Hailey looked at him for a long moment and Ty held his breath. He gave her a single nod.

Then her chin lifted, and he breathed.

“My dad has always been very caught up in his work. Being a politician means a lot to him,” she said. Her eyes stayed on Ty, as if they were having a conversation just between the two of them.

And Ty wished they were. Or that they had. They’d talked, of course, but thinking back on their time together over the past few years, it seemed their conversations had stayed in the present tense. They hadn’t talked about the past much and rarely mentioned the future beyond the few weeks directly in front of them. He wished he’d asked her these questions, and many more, before this.

“He’s a workaholic, but not in the negative way a lot of people say that,” Hailey went on. “He truly loves being a public servant, and there isn’t anything more important to him.” She took a deep breath. “I had a wonderful role model for true dedication to an elected office and public service. He said that it’s the epitome of trust for people to put you in charge of things.”

It seemed that the audience agreed with her assessment of her father. Ty didn’t know Stan well at all, but his impression was that he was an honest, hardworking man, and Ty knew his own father had voted for Stan for state Senate. That was all the stamp of approval Ty really needed.

“What about your mom?” Ty pressed.

Hailey took a deep breath. “My mother was a waitress at my dad’s favorite café before he moved back to Sapphire Falls. They had a brief affair, she got pregnant and then was killed in a car accident when I was two months old.”

There was a collective gasp. So Ty wasn’t the only one who hadn’t known all of that.

“Angela was my stepmother. She doesn’t like me very much,” Hailey said with a wobbly smile. “And she loved to point out the things I did wrong. My flaws.”

“You don’t have any flaws, Madam Mayor,” Ty said, his voice gruffer. She was opening up and he knew what that took from her. God, he was proud of her.

She laughed and the strain in her eyes eased a little. “Of course, I do. We all do.”

She took another deep breath and lifted her chin in that way that never failed to make Ty confident that she was determined about something.

“I was easily distracted. I was always losing things, forgetting things, running late. And Angela loved to point my mistakes out to my dad. She told me I was an airhead, ditzy, a dreamer, unorganized, impossible—lots of different variations of that. She would say things like I was a true blond. Just like my mom. And what did he expect from the daughter of a waitress? A rocket scientist?”

Hailey stopped and looked around the crowd. “And she wasn’t wrong about me,” she said. “I
was
unorganized.
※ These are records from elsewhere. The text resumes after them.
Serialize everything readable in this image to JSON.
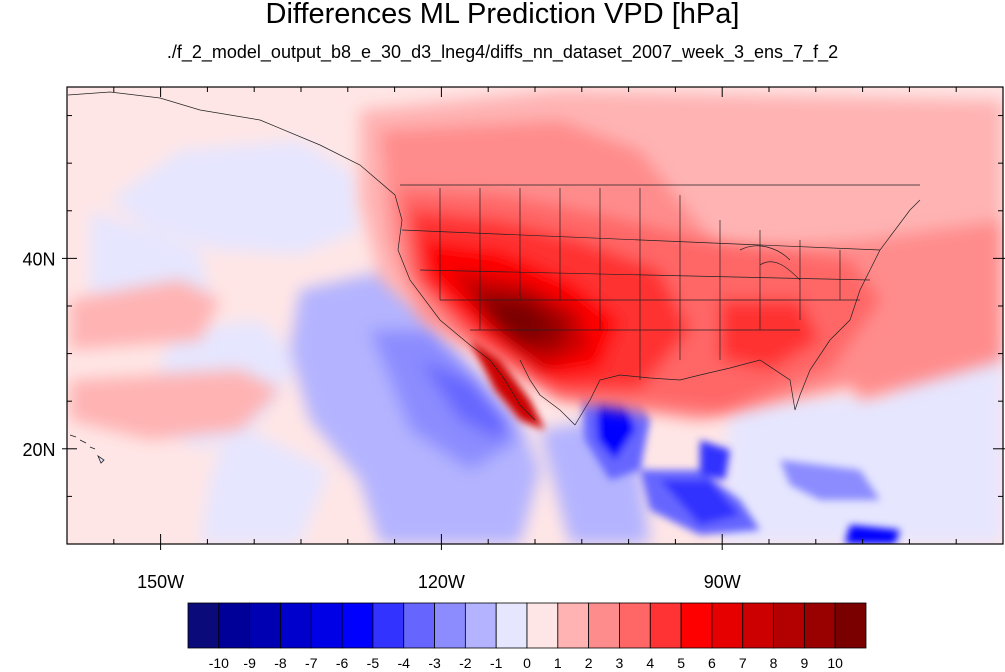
{
  "title": "Differences ML Prediction VPD [hPa]",
  "subtitle": "./f_2_model_output_b8_e_30_d3_lneg4/diffs_nn_dataset_2007_week_3_ens_7_f_2",
  "map": {
    "projection": "cylindrical-equidistant",
    "lon_range": [
      -160,
      -60
    ],
    "lat_range": [
      10,
      58
    ],
    "lat_ticks": [
      {
        "value": 40,
        "label": "40N"
      },
      {
        "value": 20,
        "label": "20N"
      }
    ],
    "lon_ticks": [
      {
        "value": -150,
        "label": "150W"
      },
      {
        "value": -120,
        "label": "120W"
      },
      {
        "value": -90,
        "label": "90W"
      }
    ]
  },
  "colorbar": {
    "labels": [
      "-10",
      "-9",
      "-8",
      "-7",
      "-6",
      "-5",
      "-4",
      "-3",
      "-2",
      "-1",
      "0",
      "1",
      "2",
      "3",
      "4",
      "5",
      "6",
      "7",
      "8",
      "9",
      "10"
    ],
    "colors": [
      "#0a0a7a",
      "#000099",
      "#0000b3",
      "#0000cc",
      "#0000e6",
      "#0000ff",
      "#3333ff",
      "#6666ff",
      "#8c8cff",
      "#b3b3ff",
      "#e6e6ff",
      "#ffe6e6",
      "#ffb3b3",
      "#ff8c8c",
      "#ff6666",
      "#ff3333",
      "#ff0000",
      "#e60000",
      "#cc0000",
      "#b30000",
      "#990000",
      "#7a0000"
    ]
  }
}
I
did
have a hard time focusing and keeping track of things. I still do. And it causes a lot of anxiety in my life. I’m obsessive about things now—I triple-check things and write things down in three places and I sometimes redo things two or three times until they’re perfect. I sometimes have to get up and go to the office in the middle of the night because something will occur to me and I can’t sleep until I take care of it. I’m completely addicted to sticky notes, I have three different planners, and I have to read very slowly and methodically to absorb and understand what I’m reading.”

Ty frowned. He hadn’t meant for her to spill her guts entirely. He didn’t consider her an airhead or unorganized at all. What was she doing?

“And,” Hailey went on, “it wasn’t until I was in college and really struggling to keep up that I learned that I
wasn’t
dumb or slow or ditzy, and it had nothing to do with my blond hair. They diagnosed me with ADHD, attention deficit hyperactive disorder.”

She paused to let the murmur go through the crowd and Ty crossed to his hay bale to sit. He hadn’t known
any
of this. She’d hid it well. Which made sense, he supposed. She hid a lot of things well.